Plaintiffs' second amended complaint does not remedy this defect, either. The second amended complaint alleges that Defendant's failure to fully respond to the QWR "caused Plaintiff[s] to pay more than necessary on the loan and to incur costs in repairing their credit, " "resulted in additional interest and penalties that have accumulated on top of these charges that Plaintiffs are still disputing, " and caused Plaintiffs to "suffer damage to their credit score and lines of credit, increased interest, penalties and fees." SAC at § 35.
Plaintiffs do not explicitly allege that Defendant's loan statements were inaccurate, and that they were overcharged. If the loan statements were accurate, there is no causal connection between Plaintiffs' injuries and Defendant's failure to respond to the QWR. If the charges were accurate, Plaintiffs would not have paid more than was necessary on the loan, and would not have been charged unfair amounts of interest or penalties. Any damage to Plaintiffs' credit scores or lines of credit, and any costs incurred to repair their credit, would be due to their own default, not any action or inaction by Defendant.
Plaintiffs claim that their "inability to properly dispute [the] fees has caused Plaintiffs to incur additional interest, penalties and fees for which they would otherwise not be charged." Pls' Opp'n at 2. But this allegation makes no sense, unless the fees Plaintiffs were charged were inaccurate. Plaintiffs rely on a Northern District of Illinois case, Johnstone v. Bank of America, in support of their argument that the mere inability to dispute fees has a causal connection to paying interest, penalties and fees. See 173 F.Supp.2d 809. In Johnstone, the plaintiff had alleged that she had informed the bank of several problems with her mortgage, including that her mortgage payments were not credited to her account, and that the bank had forced her to buy insurance by deducting money from her tax escrow account, causing her tax payments not to go through. Id. at 811. In that case, the court found that the plaintiff had sufficiently alleged a causal connection between the defendant's failure to correct these problems and the plaintiff's late fees. In contrast, in this case, Plaintiffs have not alleged that any of Defendant's records or charges were incorrect. Therefore, Plaintiffs have again failed to plead actual damages resulting from Defendant's RESPA violation. The Court will grant Plaintiffs one last opportunity to cure this deficiency.

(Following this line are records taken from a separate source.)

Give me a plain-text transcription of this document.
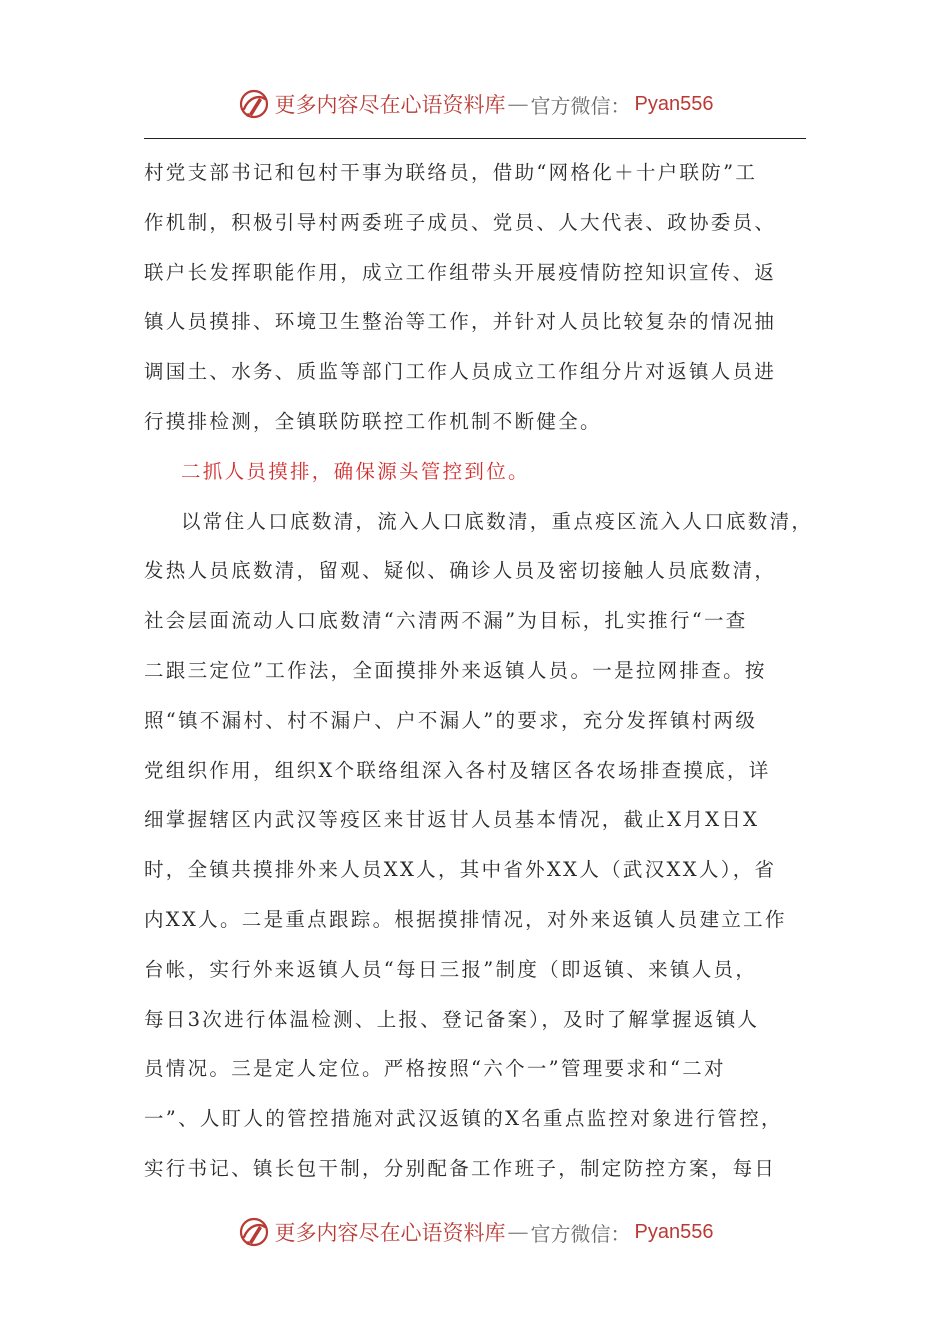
更多内容尽在心语资料库 — 官方微信： Pyan556
村党支部书记和包村干事为联络员，借助“网格化＋十户联防”工
作机制，积极引导村两委班子成员、党员、人大代表、政协委员、
联户长发挥职能作用，成立工作组带头开展疫情防控知识宣传、返
镇人员摸排、环境卫生整治等工作，并针对人员比较复杂的情况抽
调国土、水务、质监等部门工作人员成立工作组分片对返镇人员进
行摸排检测，全镇联防联控工作机制不断健全。
二抓人员摸排，确保源头管控到位。
以常住人口底数清，流入人口底数清，重点疫区流入人口底数清，
发热人员底数清，留观、疑似、确诊人员及密切接触人员底数清，
社会层面流动人口底数清“六清两不漏”为目标，扎实推行“一查
二跟三定位”工作法，全面摸排外来返镇人员。一是拉网排查。按
照“镇不漏村、村不漏户、户不漏人”的要求，充分发挥镇村两级
党组织作用，组织X个联络组深入各村及辖区各农场排查摸底，详
细掌握辖区内武汉等疫区来甘返甘人员基本情况，截止X月X日X
时，全镇共摸排外来人员XX人，其中省外XX人（武汉XX人），省
内XX人。二是重点跟踪。根据摸排情况，对外来返镇人员建立工作
台帐，实行外来返镇人员“每日三报”制度（即返镇、来镇人员，
每日3次进行体温检测、上报、登记备案），及时了解掌握返镇人
员情况。三是定人定位。严格按照“六个一”管理要求和“二对
一”、人盯人的管控措施对武汉返镇的X名重点监控对象进行管控，
实行书记、镇长包干制，分别配备工作班子，制定防控方案，每日
更多内容尽在心语资料库 — 官方微信： Pyan556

Defendant argues in its motion to dismiss the second amended complaint that it provided a sufficient response to Plaintiffs' QWR. This argument has been addressed, albeit in reference to a different complaint, in the Court's order on the motion to dismiss the first amended complaint. See Dkt # 46 at 13-14. Because Plaintiffs' second amended complaint must be dismissed, the Court will not address this argument with respect to the second amended complaint.

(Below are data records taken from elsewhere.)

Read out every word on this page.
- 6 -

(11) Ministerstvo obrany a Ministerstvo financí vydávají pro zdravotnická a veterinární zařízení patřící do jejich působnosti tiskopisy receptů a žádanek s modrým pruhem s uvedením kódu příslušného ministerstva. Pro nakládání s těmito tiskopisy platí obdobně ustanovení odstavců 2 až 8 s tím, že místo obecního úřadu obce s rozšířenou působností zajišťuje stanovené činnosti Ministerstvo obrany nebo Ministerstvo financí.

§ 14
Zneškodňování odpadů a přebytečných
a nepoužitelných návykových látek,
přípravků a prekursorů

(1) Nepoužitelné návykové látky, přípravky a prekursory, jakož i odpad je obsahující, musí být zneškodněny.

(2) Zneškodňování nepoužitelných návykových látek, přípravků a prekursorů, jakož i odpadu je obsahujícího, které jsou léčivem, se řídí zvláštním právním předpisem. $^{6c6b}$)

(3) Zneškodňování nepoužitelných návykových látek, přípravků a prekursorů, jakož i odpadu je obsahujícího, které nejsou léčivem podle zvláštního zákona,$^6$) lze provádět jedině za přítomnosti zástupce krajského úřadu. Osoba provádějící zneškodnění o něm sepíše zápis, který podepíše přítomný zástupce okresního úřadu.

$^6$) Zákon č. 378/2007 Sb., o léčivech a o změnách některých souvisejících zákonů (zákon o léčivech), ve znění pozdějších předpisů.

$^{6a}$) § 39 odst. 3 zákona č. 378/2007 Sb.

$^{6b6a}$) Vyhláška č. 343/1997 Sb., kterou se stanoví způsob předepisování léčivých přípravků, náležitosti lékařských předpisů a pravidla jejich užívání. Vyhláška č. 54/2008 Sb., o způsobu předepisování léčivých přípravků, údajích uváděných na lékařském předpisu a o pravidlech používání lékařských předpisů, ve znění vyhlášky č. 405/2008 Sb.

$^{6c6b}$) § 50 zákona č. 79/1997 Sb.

Accordingly, it is hereby ORDERED that:
1. Defendant's motion to dismiss the second amended complaint is granted, with leave to amend, if possible, to state a cognizable RESPA claim.
2. Plaintiffs must file a third amended complaint curing the defects set out above within 30 days of the date of this order. The factual allegations that need to be made to sufficiently state a claim are not complicated; either Plaintiffs can allege sufficient facts or they cannot. This will be Plaintiffs' fourth and last chance. No further opportunities to amend will be granted.